Steve: I just can’t wait this a new quiz on the programme ‘Peaky not Peaky’ […] If you had to name your absolute favourite artist, you mentioned Radiohead, but over the years I think people would be interested to know just down the years two or three artists who have had a real effect on you, that have touched you in some way.
Cillian: My dad introduced me to The Beatles when I started having memories really, so its four or five and those albums have stayed with me all the way and I think I would have to say The Beatles would be number one. Van Morrison would be a big artist as well and Stevie Wonder. Those certainly were the big ones growing up […].
Steve: Do you have records that you reach for in different moods, so, say you just wanted to listen to a record for pleasure do you have a “right I’ve got an hour, I’m going to put this on” or a record you could find solace in […]
Cillian: Yeah […] I have sort of active listening where I put on a piece of music and I actively listen to it, I sit down and I concentrate on it, or then I have the sort of background more passive experience where I’ll put on music because I’m doing something and it helps the activity.
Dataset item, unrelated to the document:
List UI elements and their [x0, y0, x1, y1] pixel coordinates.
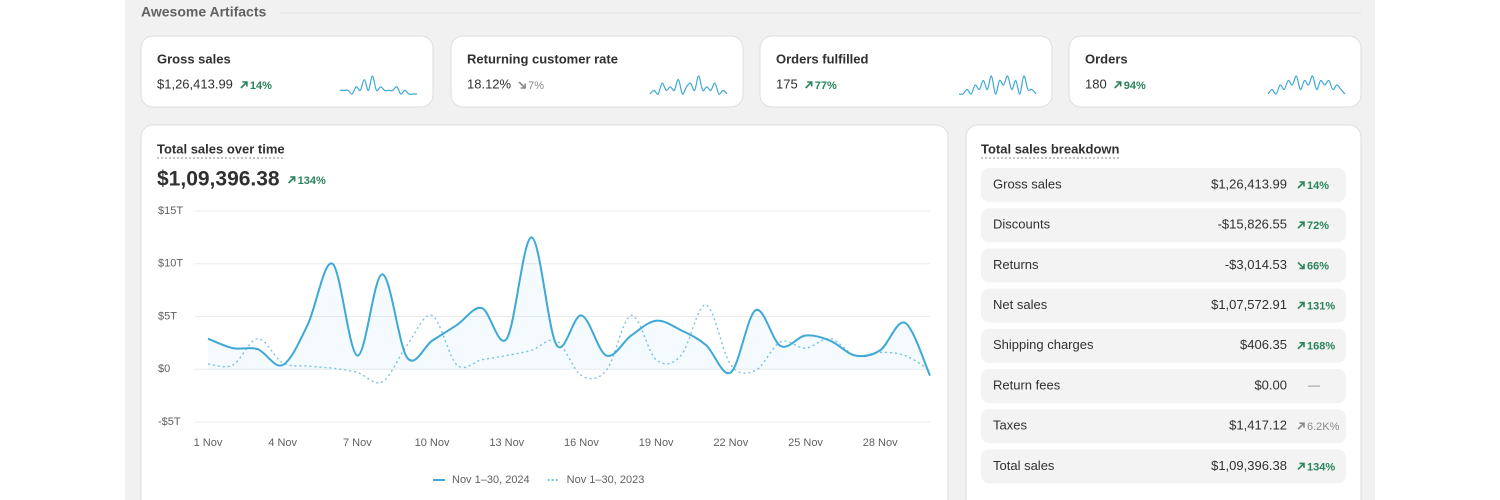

So there’s different records. I listen to a lot of instrumental, kind of ambient, a lot of piano music – that stuff would be for the more background music and then I’ll go straight for the heartstrings I guess if there’s something I want to feel emotional about.
Steve: I can’t let you go without asking – what is the most deliberately sad record that you would play in your collection of “I’m going to make someone cry, even if it’s me”
Cillian: […] Jeff Buckley’s Live at Sin-é – there’s a couple of tracks in there. He does a couple of Dylan covers and they would just sometimes absolutely break my heart. Put them on late at night – close your eyes. Nina Simone does it for me. Probably any Nina Simone record would do it. There’s the two off the top of my head.